Lawrence Munro and Dirk Swart, section rangers in Hlhuhluwe-Imfolozi game reserve, decided they would have to go back to school when they heard that Ezemvelo KZN Wildlife had been offered a spotter plane to help track down rhino poachers.
Neither Munro nor Swart knew how to fly. So earlier this year they enrolled for flying lessons and yesterday afternoon the ranger-pilots landed at the Hluhluwe aerodrome at the controls of a new Bantam B22 microlight.
The aircraft – sponsored by the conservation groups WWF South Africa, Save the Rhino International, the US Fish and Wildlife Service and the Hluhluwe and Imfolozi honorary wildlife officers – is powered by a three-litre, six-cylinder motor and has a flying range of about four hours.
Bheki Khoza, the executive director of Ezemvelo, said he was confident that the spotter plane would enable his staff to intensify the war against well-funded horn poaching syndicates. In the first five months of this year, poachers killed at least 160 rhinos across the country, 12 of them in KZN.

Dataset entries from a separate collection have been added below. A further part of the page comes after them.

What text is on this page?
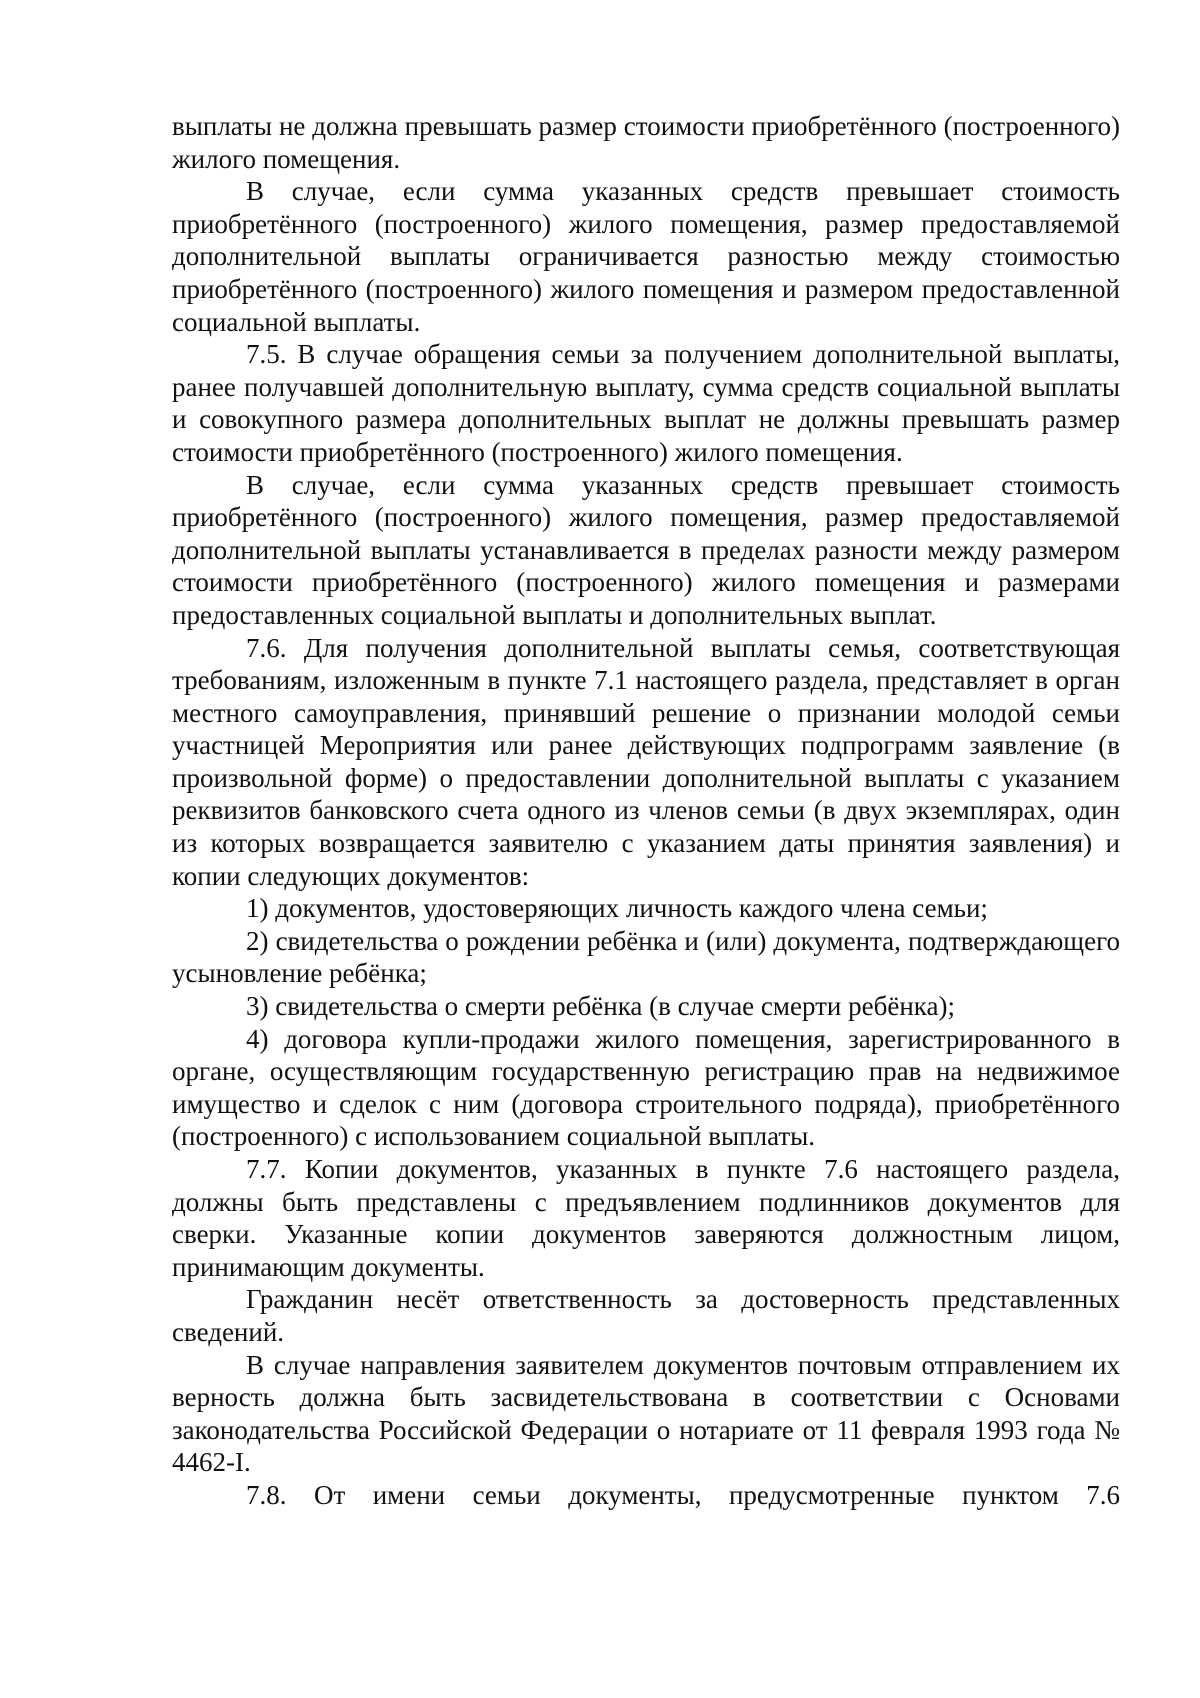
выплаты не должна превышать размер стоимости приобретённого (построенного) жилого помещения.

В случае, если сумма указанных средств превышает стоимость приобретённого (построенного) жилого помещения, размер предоставляемой дополнительной выплаты ограничивается разностью между стоимостью приобретённого (построенного) жилого помещения и размером предоставленной социальной выплаты.

7.5. В случае обращения семьи за получением дополнительной выплаты, ранее получавшей дополнительную выплату, сумма средств социальной выплаты и совокупного размера дополнительных выплат не должны превышать размер стоимости приобретённого (построенного) жилого помещения.

В случае, если сумма указанных средств превышает стоимость приобретённого (построенного) жилого помещения, размер предоставляемой дополнительной выплаты устанавливается в пределах разности между размером стоимости приобретённого (построенного) жилого помещения и размерами предоставленных социальной выплаты и дополнительных выплат.

7.6. Для получения дополнительной выплаты семья, соответствующая требованиям, изложенным в пункте 7.1 настоящего раздела, представляет в орган местного самоуправления, принявший решение о признании молодой семьи участницей Мероприятия или ранее действующих подпрограмм заявление (в произвольной форме) о предоставлении дополнительной выплаты с указанием реквизитов банковского счета одного из членов семьи (в двух экземплярах, один из которых возвращается заявителю с указанием даты принятия заявления) и копии следующих документов:

1) документов, удостоверяющих личность каждого члена семьи;

2) свидетельства о рождении ребёнка и (или) документа, подтверждающего усыновление ребёнка;

3) свидетельства о смерти ребёнка (в случае смерти ребёнка);

4) договора купли-продажи жилого помещения, зарегистрированного в органе, осуществляющим государственную регистрацию прав на недвижимое имущество и сделок с ним (договора строительного подряда), приобретённого (построенного) с использованием социальной выплаты.

7.7. Копии документов, указанных в пункте 7.6 настоящего раздела, должны быть представлены с предъявлением подлинников документов для сверки. Указанные копии документов заверяются должностным лицом, принимающим документы.

Гражданин несёт ответственность за достоверность представленных сведений.

В случае направления заявителем документов почтовым отправлением их верность должна быть засвидетельствована в соответствии с Основами законодательства Российской Федерации о нотариате от 11 февраля 1993 года № 4462-I.

7.8. От имени семьи документы, предусмотренные пунктом 7.6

Munro said he had been trying to persuade Ezemvelo for more than 10 years of the need for aerial surveillance capacity in the Hluhluwe-Imfolozi Park, the cradle of rhino conservation in the country.
“Rhino poaching is nothing new, but over the years I knew that it was going to get worse because of the growth in value of rhino horns and criminal syndicates.The Bantam spotter is much cheaper to operate than a helicopter or fixed-wing aircraft and easy to land on bush airstrips.”